Killing two birds with one stone. I am currently preparing for a presentation for the Scientific Advisory Board of our local biobank network P2N and I thought that I wanted to share a few thoughts on biobanking and sample collection for epilepsy genetics that have troubled me for a while.
Left behind in the biobank world. Biobanking is a big thing these days and virtually every institute has established or at least played with the idea of establishing a biobank. I might be influenced by the fact that biobanking is currently very fashionable in Germany, but I think the move towards declaring large sample collections biobanks is an international phenomenon. Biobanks have one thing going for them: their huge size. Quality control issues for sample collections, standardized pathways for extraction, sophisticated protocols for data protection etc. only make sense if you are dealing with thousands, if not tens of thousands samples. These biobanks are considered the “gold of the 21st century”. The bad message is that this system is not very useful for epilepsy genetics.
Phenotypes? Epilepsy genetics is dependent on making phenotypic information available, information that is often difficult to estimate beforehand. Imagine that we find a novel mutation in two patients with epilepsy. We would be interested if the epilepsies have similar features, something that is difficult to derive from a standardized phenotyping sheet. The most useful thing is in fact a good and detailed patient letter, which allows you to trace back the phenotypes. In most large-scale biobanks, patients are anonymized, which makes the acquisition of a patient letter impossible. The process of refining patient phenotypes has been named “iterative phenotyping”. Even though this phrase implies some algorithm-like approach that can be carried out systematically for each and every phenotype of choice, there is actually little discussion on how this iterative phenotyping can be performed. In fact, if you have a state-of-the-art biobank, this might be virtually impossible. In Kiel, we are very lucky to be an exception to this.

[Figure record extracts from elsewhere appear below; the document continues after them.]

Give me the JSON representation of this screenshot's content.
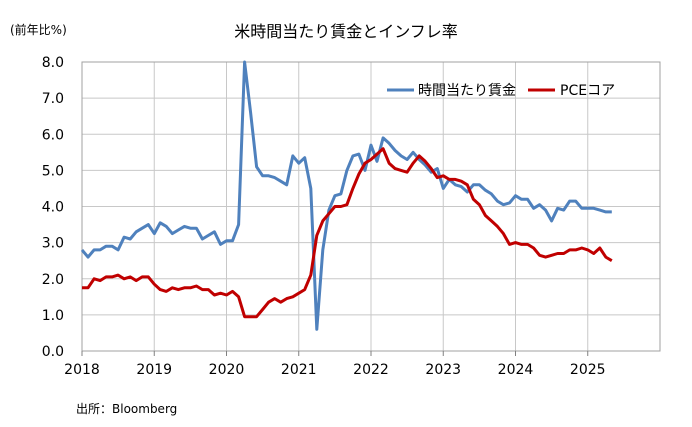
{
  "chart_data": {
    "type": "line",
    "title": "米時間当たり賃金とインフレ率",
    "ylabel": "(前年比%)",
    "source": "出所：Bloomberg",
    "ylim": [
      0,
      8
    ],
    "xlim": [
      2018,
      2026
    ],
    "yticks": [
      "8.0",
      "7.0",
      "6.0",
      "5.0",
      "4.0",
      "3.0",
      "2.0",
      "1.0",
      "0.0"
    ],
    "ytick_values": [
      8,
      7,
      6,
      5,
      4,
      3,
      2,
      1,
      0
    ],
    "xticks": [
      "2018",
      "2019",
      "2020",
      "2021",
      "2022",
      "2023",
      "2024",
      "2025"
    ],
    "xtick_values": [
      2018,
      2019,
      2020,
      2021,
      2022,
      2023,
      2024,
      2025
    ],
    "grid": true,
    "legend_position": "top-right",
    "series": [
      {
        "name": "時間当たり賃金",
        "color": "#4F81BD",
        "x": [
          2018.0,
          2018.083,
          2018.167,
          2018.25,
          2018.333,
          2018.417,
          2018.5,
          2018.583,
          2018.667,
          2018.75,
          2018.833,
          2018.917,
          2019.0,
          2019.083,
          2019.167,
          2019.25,
          2019.333,
          2019.417,
          2019.5,
          2019.583,
          2019.667,
          2019.75,
          2019.833,
          2019.917,
          2020.0,
          2020.083,
          2020.167,
          2020.25,
          2020.333,
          2020.417,
          2020.5,
          2020.583,
          2020.667,
          2020.75,
          2020.833,
          2020.917,
          2021.0,
          2021.083,
          2021.167,
          2021.25,
          2021.333,
          2021.417,
          2021.5,
          2021.583,
          2021.667,
          2021.75,
          2021.833,
          2021.917,
          2022.0,
          2022.083,
          2022.167,
          2022.25,
          2022.333,
          2022.417,
          2022.5,
          2022.583,
          2022.667,
          2022.75,
          2022.833,
          2022.917,
          2023.0,
          2023.083,
          2023.167,
          2023.25,
          2023.333,
          2023.417,
          2023.5,
          2023.583,
          2023.667,
          2023.75,
          2023.833,
          2023.917,
          2024.0,
          2024.083,
          2024.167,
          2024.25,
          2024.333,
          2024.417,
          2024.5,
          2024.583,
          2024.667,
          2024.75,
          2024.833,
          2024.917,
          2025.0,
          2025.083,
          2025.167,
          2025.25,
          2025.333
        ],
        "values": [
          2.8,
          2.6,
          2.8,
          2.8,
          2.9,
          2.9,
          2.8,
          3.15,
          3.1,
          3.3,
          3.4,
          3.5,
          3.25,
          3.55,
          3.45,
          3.25,
          3.35,
          3.45,
          3.4,
          3.4,
          3.1,
          3.2,
          3.3,
          2.95,
          3.05,
          3.05,
          3.5,
          8.0,
          6.6,
          5.1,
          4.85,
          4.85,
          4.8,
          4.7,
          4.6,
          5.4,
          5.2,
          5.35,
          4.5,
          0.6,
          2.8,
          3.9,
          4.3,
          4.35,
          5.0,
          5.4,
          5.45,
          5.0,
          5.7,
          5.25,
          5.9,
          5.75,
          5.55,
          5.4,
          5.3,
          5.5,
          5.3,
          5.15,
          4.95,
          5.05,
          4.5,
          4.75,
          4.6,
          4.55,
          4.4,
          4.6,
          4.6,
          4.45,
          4.35,
          4.15,
          4.05,
          4.1,
          4.3,
          4.2,
          4.2,
          3.95,
          4.05,
          3.9,
          3.6,
          3.95,
          3.9,
          4.15,
          4.15,
          3.95,
          3.95,
          3.95,
          3.9,
          3.85,
          3.85
        ]
      },
      {
        "name": "PCEコア",
        "color": "#C00000",
        "x": [
          2018.0,
          2018.083,
          2018.167,
          2018.25,
          2018.333,
          2018.417,
          2018.5,
          2018.583,
          2018.667,
          2018.75,
          2018.833,
          2018.917,
          2019.0,
          2019.083,
          2019.167,
          2019.25,
          2019.333,
          2019.417,
          2019.5,
          2019.583,
          2019.667,
          2019.75,
          2019.833,
          2019.917,
          2020.0,
          2020.083,
          2020.167,
          2020.25,
          2020.333,
          2020.417,
          2020.5,
          2020.583,
          2020.667,
          2020.75,
          2020.833,
          2020.917,
          2021.0,
          2021.083,
          2021.167,
          2021.25,
          2021.333,
          2021.417,
          2021.5,
          2021.583,
          2021.667,
          2021.75,
          2021.833,
          2021.917,
          2022.0,
          2022.083,
          2022.167,
          2022.25,
          2022.333,
          2022.417,
          2022.5,
          2022.583,
          2022.667,
          2022.75,
          2022.833,
          2022.917,
          2023.0,
          2023.083,
          2023.167,
          2023.25,
          2023.333,
          2023.417,
          2023.5,
          2023.583,
          2023.667,
          2023.75,
          2023.833,
          2023.917,
          2024.0,
          2024.083,
          2024.167,
          2024.25,
          2024.333,
          2024.417,
          2024.5,
          2024.583,
          2024.667,
          2024.75,
          2024.833,
          2024.917,
          2025.0,
          2025.083,
          2025.167,
          2025.25,
          2025.333
        ],
        "values": [
          1.75,
          1.75,
          2.0,
          1.95,
          2.05,
          2.05,
          2.1,
          2.0,
          2.05,
          1.95,
          2.05,
          2.05,
          1.85,
          1.7,
          1.65,
          1.75,
          1.7,
          1.75,
          1.75,
          1.8,
          1.7,
          1.7,
          1.55,
          1.6,
          1.55,
          1.65,
          1.5,
          0.95,
          0.95,
          0.95,
          1.15,
          1.35,
          1.45,
          1.35,
          1.45,
          1.5,
          1.6,
          1.7,
          2.1,
          3.2,
          3.6,
          3.8,
          4.0,
          4.0,
          4.05,
          4.5,
          4.9,
          5.2,
          5.3,
          5.45,
          5.6,
          5.2,
          5.05,
          5.0,
          4.95,
          5.2,
          5.4,
          5.25,
          5.05,
          4.8,
          4.85,
          4.75,
          4.75,
          4.7,
          4.6,
          4.2,
          4.05,
          3.75,
          3.6,
          3.45,
          3.25,
          2.95,
          3.0,
          2.95,
          2.95,
          2.85,
          2.65,
          2.6,
          2.65,
          2.7,
          2.7,
          2.8,
          2.8,
          2.85,
          2.8,
          2.7,
          2.85,
          2.6,
          2.5
        ]
      }
    ]
  }
}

Diagnostics? The other end of the spectrum is diagnostic testing or clinical research closely affiliated with it. While the framework for clinical genetic testing is well established, it carries the inherent problem that is has to rely on established genetic tests. Novel diagnostic methods such as panel sequencing or some day exome sequencing may blur the boundary, but clinical genetic testing is very conservative by nature. You only report on findings that you are very certain about, the remainder is uncertain. And we work in epilepsy genetic research because we need to push this boundary, as we can explain so little.
Stuck in the middle. The kind of sample collection we need for epilepsy genetics is located in the middle of both extremes. We need close contact with our research participants for iterative phenotyping while ensuring that we do not confuse research with diagnostic testing. There is a tendency by both on the patient and researcher side to mix both areas up. Two months ago, I received a call from a colleague asking us whether we could include one of his patients in our exome studies since the parents wanted to get exome sequencing as fast as possible. I tried to explain that we don’t promise time frames and don’t even promise inclusion of samples to participants and that it is important for us not to give patients the false impression that we are on the verge of solving the disease. As discussed in many previous posts, the chance of finding a potentially causative variant through exome sequencing is less than 10%, slightly exceeding the pick-up rate of a diagnostic array CGH. On the other hand, patients are keen to have research results returned, which is a strong motivator for participation in the first place. Therefore, genetic research particularly on severe epilepsies is always about trying to find the right balance.
Why would you fund a balancing act? Large biobanks, sometimes pejoratively referred to as “sample farms”, impress through the industry-like work flow and throughput, which has the capacity to attract large infrastructural grants. On the other extreme, diagnostic testing is covered by health insurance companies or sometimes by patients privately. In brief, there is funding on both ends of the spectrum. So what is left for our balancing act in the middle? What the field of epilepsy genetics needs is central resources for sample collection that are able to retrieve primary data from patients and eventually even re-recruit patients for research studies. This is nothing a single research group can handle and is currently nothing that funding bodies seem to be particularly interested in. As a response to the Waterloo Foundation meeting on Idiopathic Focal Epilepsies, we suggested generating such a resource through the funds of a foundation in parallel to the Simon Simplex Collection in autism research. If resources like this are created, the perceived balancing act may someday be a basic part of modern epilepsy genetic research.